However, according to his testimony, he was the very worst of sinners. Was he a murderer, a fornicator, a gambler, or just an occasional partaker of the everyday naval rum, bum and concertina I have no idea. But he claimed that his misdemeanours were so bad that he couldn’t even begin to hint at what they might have been. This was a bit of a let down to this innocent but inquisitive teenager who would have liked to have had some meat attached to the bare bones of the penitent’s confession. But the man’s distress, if undemonstrative, seemed real enough and was of such uniqueness to the usual humdrum testimony that we would have to put up with when a visiting speaker couldn’t be found that it has stuck in my mind ever since.
So at the age of about fourteen, i decided that far from getting saved that Sunday evening long ago I would wait until I too had enjoyed some of the dreadful pleasures our nervous brother was hinting at. There didn’t seem much point in getting saved from sins I hadn’t yet committed or would be unlikely to commit if I had got saved too early.
Unfortunately, I never did join the merchant navy or any such similar organisation which would have led me into venal ways (other than three years at university for which becoming a Roman Catholic rather than a Christian would have been sufficient to assuage any typical student behaviour) and so I remain unsaved to this day. As for guilt, any remorse is mainly for sins of omission rather than commission. And, if I have any shame, I’m certainly not going to stand up in public and tell any fourteen year old who might be in the audience about it. He might tell you lot in years to come.
By no means all were “guilty” I am sure, but some penitents do also come across as wearing their past sins like an honour badge of grace before God and the brethren. There is in some a keenness to boast about what they have been forgiven. It struck me as a very curious game that was being rationalized by the doctrine of forgiveness.
“This is a huge topic.” You can say that again.
I recall Jimmy Carter talking about the “endless well of forgiveness” to which some sociopathic born-again men return again and again. And what spurs them to return and say, “Ah bin such a bad boy,” is not guilt but the fact that they got caught . . . again.

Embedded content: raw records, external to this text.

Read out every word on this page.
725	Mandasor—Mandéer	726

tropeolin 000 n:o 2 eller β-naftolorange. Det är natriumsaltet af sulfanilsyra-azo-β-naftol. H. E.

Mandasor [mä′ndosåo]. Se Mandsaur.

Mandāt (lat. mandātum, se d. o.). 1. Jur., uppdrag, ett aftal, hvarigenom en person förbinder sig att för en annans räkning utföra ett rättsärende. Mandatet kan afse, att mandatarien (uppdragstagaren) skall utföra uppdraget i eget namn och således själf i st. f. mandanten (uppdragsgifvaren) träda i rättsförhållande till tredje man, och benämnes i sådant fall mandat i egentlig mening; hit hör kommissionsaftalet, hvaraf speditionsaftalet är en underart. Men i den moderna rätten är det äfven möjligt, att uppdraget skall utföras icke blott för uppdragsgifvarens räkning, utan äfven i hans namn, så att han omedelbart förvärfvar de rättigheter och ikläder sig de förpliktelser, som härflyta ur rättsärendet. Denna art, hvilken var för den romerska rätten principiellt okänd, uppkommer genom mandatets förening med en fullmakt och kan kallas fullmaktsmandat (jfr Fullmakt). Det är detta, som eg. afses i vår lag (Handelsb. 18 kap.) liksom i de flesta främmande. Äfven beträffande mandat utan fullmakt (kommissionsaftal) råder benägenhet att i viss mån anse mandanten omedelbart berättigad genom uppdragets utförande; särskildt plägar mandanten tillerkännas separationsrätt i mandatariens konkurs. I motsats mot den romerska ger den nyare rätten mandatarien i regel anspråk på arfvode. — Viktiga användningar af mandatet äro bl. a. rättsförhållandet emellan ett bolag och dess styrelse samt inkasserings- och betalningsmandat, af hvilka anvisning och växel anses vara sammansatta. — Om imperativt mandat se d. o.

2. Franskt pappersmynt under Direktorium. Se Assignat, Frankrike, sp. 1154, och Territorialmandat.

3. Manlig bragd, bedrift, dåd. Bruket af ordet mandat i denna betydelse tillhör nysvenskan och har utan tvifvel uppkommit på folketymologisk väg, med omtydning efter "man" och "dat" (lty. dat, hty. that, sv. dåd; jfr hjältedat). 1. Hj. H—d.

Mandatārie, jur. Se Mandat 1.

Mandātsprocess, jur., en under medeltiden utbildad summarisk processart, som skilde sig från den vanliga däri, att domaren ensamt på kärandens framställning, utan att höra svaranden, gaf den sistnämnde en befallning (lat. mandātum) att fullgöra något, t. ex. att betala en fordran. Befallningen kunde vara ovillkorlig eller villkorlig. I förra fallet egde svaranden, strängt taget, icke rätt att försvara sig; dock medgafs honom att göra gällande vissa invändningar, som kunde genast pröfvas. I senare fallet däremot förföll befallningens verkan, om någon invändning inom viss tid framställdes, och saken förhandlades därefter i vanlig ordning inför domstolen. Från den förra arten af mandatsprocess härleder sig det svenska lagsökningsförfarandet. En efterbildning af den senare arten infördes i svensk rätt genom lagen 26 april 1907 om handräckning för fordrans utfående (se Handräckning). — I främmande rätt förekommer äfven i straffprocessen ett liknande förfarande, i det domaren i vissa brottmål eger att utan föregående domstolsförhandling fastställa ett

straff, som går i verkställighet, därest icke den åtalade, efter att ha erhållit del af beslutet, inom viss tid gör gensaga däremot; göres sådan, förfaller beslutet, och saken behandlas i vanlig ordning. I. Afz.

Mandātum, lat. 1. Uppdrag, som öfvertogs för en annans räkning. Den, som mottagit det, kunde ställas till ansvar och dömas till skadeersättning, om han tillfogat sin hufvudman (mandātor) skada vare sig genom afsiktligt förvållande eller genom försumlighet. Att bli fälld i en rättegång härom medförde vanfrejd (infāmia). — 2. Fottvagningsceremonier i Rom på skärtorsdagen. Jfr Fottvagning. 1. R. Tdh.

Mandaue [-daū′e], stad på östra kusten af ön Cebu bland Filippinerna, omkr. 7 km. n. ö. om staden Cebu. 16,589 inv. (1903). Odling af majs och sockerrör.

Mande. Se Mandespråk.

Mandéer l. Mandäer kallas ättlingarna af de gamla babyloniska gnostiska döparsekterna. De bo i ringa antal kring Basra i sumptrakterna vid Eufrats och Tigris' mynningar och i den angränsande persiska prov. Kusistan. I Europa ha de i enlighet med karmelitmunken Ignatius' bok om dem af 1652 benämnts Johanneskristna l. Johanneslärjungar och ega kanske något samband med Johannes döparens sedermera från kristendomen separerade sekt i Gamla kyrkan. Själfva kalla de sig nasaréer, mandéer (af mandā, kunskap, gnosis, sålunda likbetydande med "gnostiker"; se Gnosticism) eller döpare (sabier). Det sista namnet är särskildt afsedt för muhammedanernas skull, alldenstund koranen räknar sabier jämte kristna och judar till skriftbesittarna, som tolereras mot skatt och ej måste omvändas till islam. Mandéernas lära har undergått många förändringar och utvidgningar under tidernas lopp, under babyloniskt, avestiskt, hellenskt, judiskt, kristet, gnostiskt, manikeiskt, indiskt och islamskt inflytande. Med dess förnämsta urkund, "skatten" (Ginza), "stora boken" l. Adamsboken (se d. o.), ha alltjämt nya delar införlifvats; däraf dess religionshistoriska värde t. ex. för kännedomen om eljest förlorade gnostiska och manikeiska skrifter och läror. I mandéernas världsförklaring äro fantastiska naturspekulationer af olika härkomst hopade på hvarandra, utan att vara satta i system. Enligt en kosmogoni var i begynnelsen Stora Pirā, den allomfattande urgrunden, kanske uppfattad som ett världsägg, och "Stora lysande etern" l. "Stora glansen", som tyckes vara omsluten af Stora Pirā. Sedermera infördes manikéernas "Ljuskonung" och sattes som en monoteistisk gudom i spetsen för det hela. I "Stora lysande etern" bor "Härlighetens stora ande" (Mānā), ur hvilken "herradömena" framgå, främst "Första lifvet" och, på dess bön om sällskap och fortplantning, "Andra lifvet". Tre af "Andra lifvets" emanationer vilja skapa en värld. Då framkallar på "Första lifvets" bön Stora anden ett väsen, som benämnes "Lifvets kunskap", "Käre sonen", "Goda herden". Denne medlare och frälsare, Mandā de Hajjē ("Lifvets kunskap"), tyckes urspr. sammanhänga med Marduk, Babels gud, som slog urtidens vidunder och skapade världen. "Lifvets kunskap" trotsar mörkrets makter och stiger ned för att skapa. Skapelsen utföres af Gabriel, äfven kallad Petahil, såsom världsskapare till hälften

The public confession in which the “bad boy” admits to whatever sin almost always ignores the victims. The effectiveness of truth and reconciliation commissions lies in their focus on what really happened, who did it, who was victimized, and how to prevent it from ever recurring. However, the superficial forgiveness in Evangelical churches focuses on the sinner — and not even his sins, but how they’ve been magically washed away. That forgiveness, by the way, is presented as a fait accompli, so if you were one of his victims, what can you say?